Nethserver crashed (kernel panic) from conntrack "nf_ct_deliver_cached_events"

NethServer Version: NethServer release 7.9.2009 (final)
Kernel Release: 3.10.0-1160.36.2.el7.x86_64
Module: conntrack?

Host: PROXMOX_VE (standalone)
Virtual NIC: VirtIO (paravirtualized)

Hi,

my Nethserver crashed (since some days) with “nf_ct_deliver_cached_events” message in console.
I have activated “kernel.log” but there are no helpful messages about the crash.

First, i had checked the virtual harddisk (no problems) and then the corresponding real hardisk (SSD). The corresponding SSD was some years old and has shows some errors in SMART so i have moved the virtual Disks (with stopped vm) in Proxmox to a new Disk (SSD). I have restarted Proxmox also because there was an kernel update in the pipeline. But the Nethserver crashes come back (at different time intervals) and the used SSD shows no errors. There are some other vm (qt) and container (ct) on Proxmox on the same host-ssd without problems.

Then i have went back to the second-newest kernel (Nethserver) and reinstalled the newest kernel again. No change, the problem persist.

Next i would install “crash” to get a “full” crashdump but maybe the “nf_ct_deliver_cached_events” message in panic console (shown in Proxmox Console) is enough information.

Could it be a problem with “conntrack”? What could the cause for it? Network attacks or a DDOS is overfill a corresponding cache?

Any suggestions?

Regards
yummiweb

Is suricata (IDS) enabled?
If true, could you please try to temporarily disable it?

Yes, the Intrusion prevention system is enabled.

I could disable it for some time, but i have doubts because some log entrys in “/var/log/suricate/fast.log”(some minutes) before crash shows:

This time:
“[Drop] [] [1:2403399:68355] ET CINS Active Threat Intelligence Poor Reputation IP group 100 [] [Classification: Misc Attack] [Priority: 2] {TCP} SOURCE_IP:57810 -> TARGET_IP:443”

Last time:
[Drop] [] [1:2017616:4] ET SCAN NETWORK Incoming Masscan detected [] [Classification: Detection of a Network Scan] [Priority: 3] {TCP} SOURCE_IP:21345 -> TARGET_IP:80
08/29/2021-02:36:01.793293 [Drop] [] [1:2403365:68331] ET CINS Active Threat Intelligence Poor Reputation IP group 66 [] [Classification: Misc Attack] [Priority: 2] {TCP} SOURCE_IP:54775 -> TARGET_IP:443

If i deactivate IPS such packages wouldnt be dropped i think.

The time between the crashes are within one day until some days, so the Nethserver would be unprotected in this time.

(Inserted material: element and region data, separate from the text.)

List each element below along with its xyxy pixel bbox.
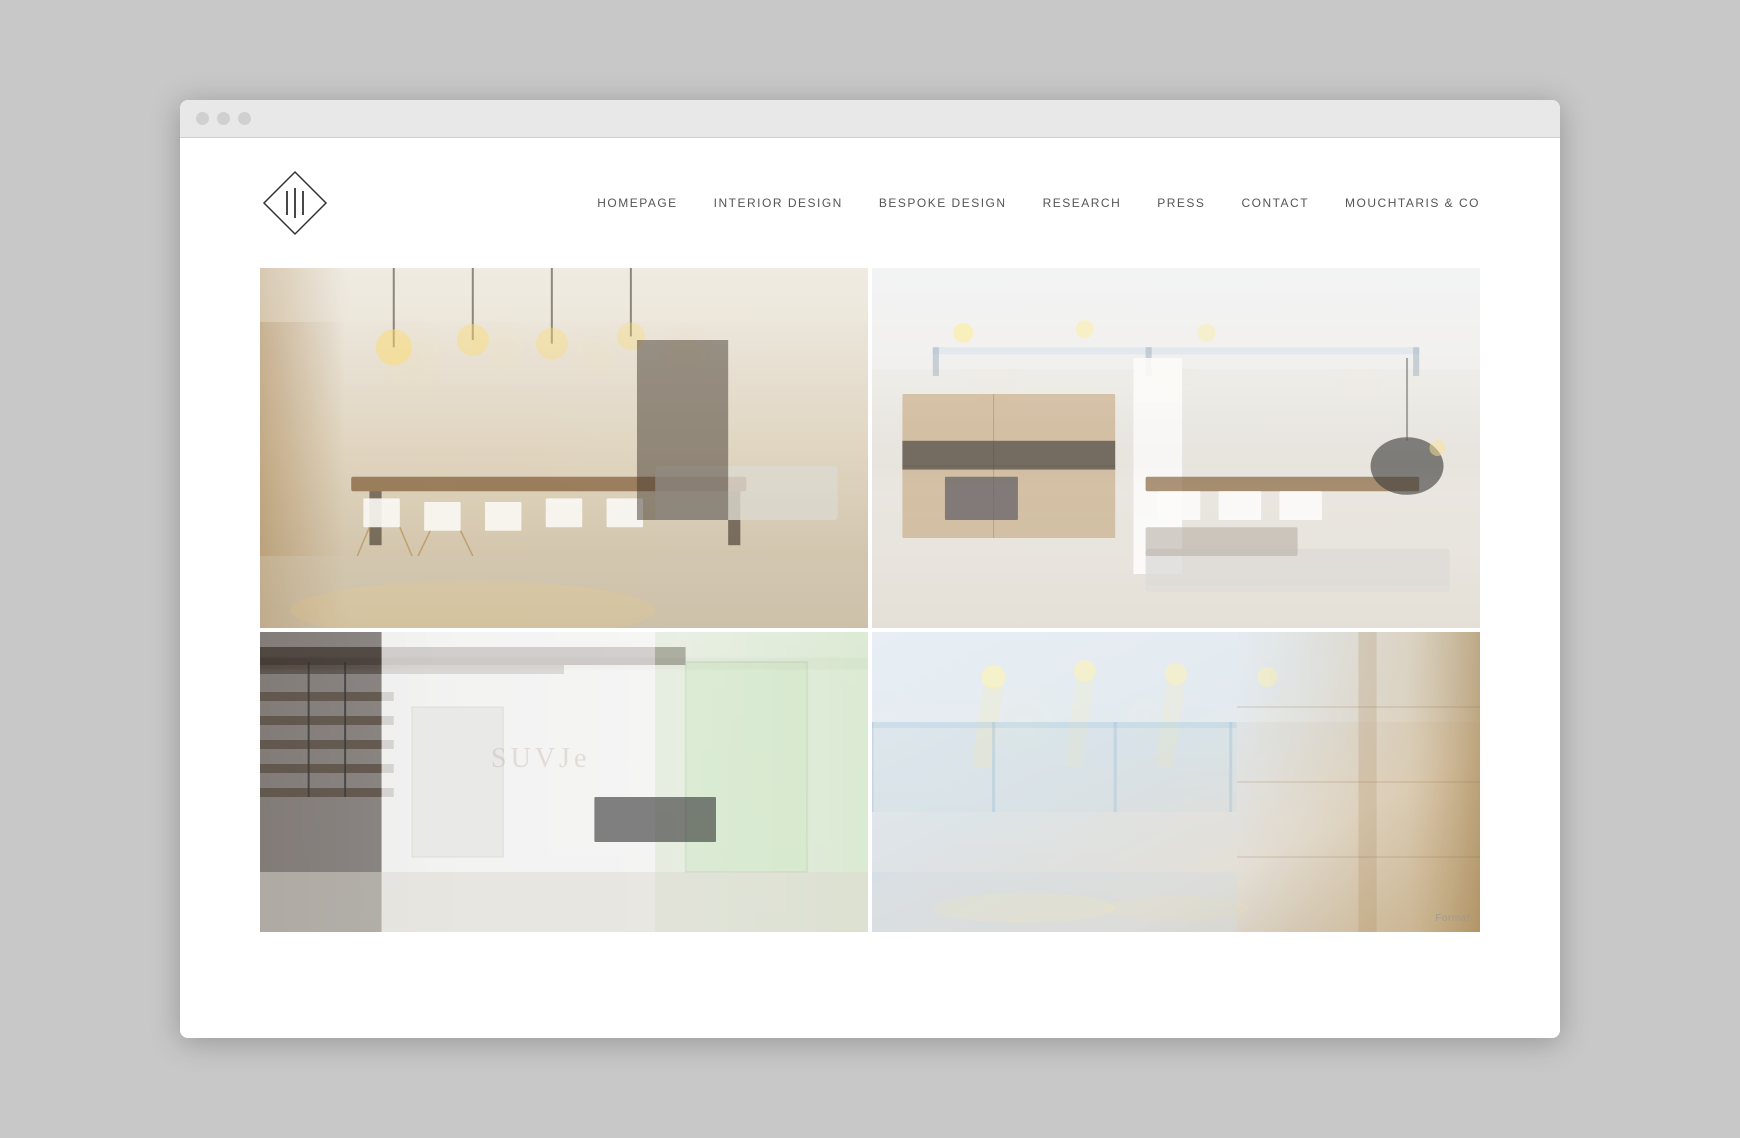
nav-link-research[interactable]: RESEARCH (1043, 196, 1122, 210)
gallery-grid: SUVJe (180, 268, 1560, 952)
gallery-item-top-left[interactable] (260, 268, 868, 628)
site-header: HOMEPAGE INTERIOR DESIGN BESPOKE DESIGN … (180, 138, 1560, 268)
nav-link-mouchtaris[interactable]: MOUCHTARIS & CO (1345, 196, 1480, 210)
nav-link-bespoke-design[interactable]: BESPOKE DESIGN (879, 196, 1007, 210)
logo-diamond (260, 168, 330, 238)
nav-item-research[interactable]: RESEARCH (1043, 194, 1122, 212)
browser-dot-maximize[interactable] (238, 112, 251, 125)
svg-text:SUVJe: SUVJe (491, 743, 590, 774)
nav-item-homepage[interactable]: HOMEPAGE (597, 194, 677, 212)
logo-container[interactable] (260, 168, 330, 238)
nav-menu: HOMEPAGE INTERIOR DESIGN BESPOKE DESIGN … (597, 194, 1480, 212)
watermark: Format (1435, 913, 1470, 924)
nav-link-contact[interactable]: CONTACT (1241, 196, 1309, 210)
nav-item-mouchtaris[interactable]: MOUCHTARIS & CO (1345, 194, 1480, 212)
nav-item-contact[interactable]: CONTACT (1241, 194, 1309, 212)
nav-link-press[interactable]: PRESS (1157, 196, 1205, 210)
main-nav: HOMEPAGE INTERIOR DESIGN BESPOKE DESIGN … (597, 194, 1480, 212)
gallery-item-bottom-left[interactable]: SUVJe (260, 632, 868, 932)
nav-link-interior-design[interactable]: INTERIOR DESIGN (714, 196, 843, 210)
nav-item-interior-design[interactable]: INTERIOR DESIGN (714, 194, 843, 212)
browser-chrome (180, 100, 1560, 138)
nav-link-homepage[interactable]: HOMEPAGE (597, 196, 677, 210)
browser-content: HOMEPAGE INTERIOR DESIGN BESPOKE DESIGN … (180, 138, 1560, 1038)
browser-dot-minimize[interactable] (217, 112, 230, 125)
nav-item-bespoke-design[interactable]: BESPOKE DESIGN (879, 194, 1007, 212)
gallery-item-bottom-right[interactable]: Format (872, 632, 1480, 932)
browser-dot-close[interactable] (196, 112, 209, 125)
browser-window: HOMEPAGE INTERIOR DESIGN BESPOKE DESIGN … (180, 100, 1560, 1038)
gallery-item-top-right[interactable] (872, 268, 1480, 628)
nav-item-press[interactable]: PRESS (1157, 194, 1205, 212)
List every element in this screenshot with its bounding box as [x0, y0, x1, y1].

Is there some cache that could enlarged or something?

Maybe i could run a copy of this Nethserver VM in a separate Enviroment or with disabled NIC, but i guess the problem would not appear if no packages are processed in netfilter/conntrack.

Correct, it will be unprotected from some kind of threat.

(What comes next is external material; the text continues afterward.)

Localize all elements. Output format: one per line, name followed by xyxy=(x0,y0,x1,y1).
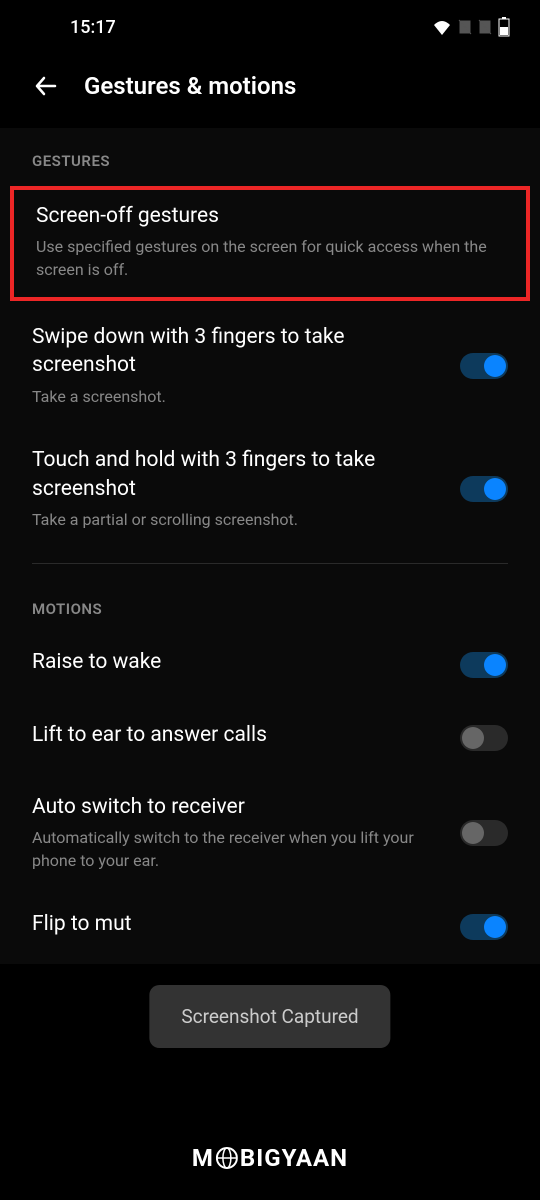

Then I will first prepare an external firewall or filter.

In the meantime I change the Proxmox network adapter to “vmxnet3”. Lets see what happens.

Which is a “quite good old piece of software”. With good and bad sides.

OK, the type of network adapter has nothing to do with it. Same crash today.

In the meantime there was a kernel update (3.10.0-1160.41.1.el7.x86_64) that i have already installed on another Nethserver VM on an different Hosts in different Networks. Now there was the same crash on this machine also.

I thought I could create an alternative firewall solution in the meantime, but I would have to rearrange the network structure too much. Unfortunately, this is too time-consuming at the moment. So I have to deactivate the IPS without replacing with an other Solution.

A copy of the problematic machine (with disabled NIC) has run without problems so far.

After deactivating the IPS, the server ran for 4 days without problems. Now I am reactivating IPS to see what happens.

If the IPS is really the cause, at what point should I further investigate?

The IPS always ran without problems before, the Nethserver ran normally for months.

So far there have only been problems with the firewall or ThreatShield after I blocked certain IP areas (GeoIP blocking). If this was active, it could happen that the firewall would not start when starting or during a reconfiguration (observed on different systems). So I finally deactivated this function again. But that was months ago and the server ran without any problems after that. Until now…

My guess is that the virtual machine has not enough cpu resources to keep up with traffic analysis.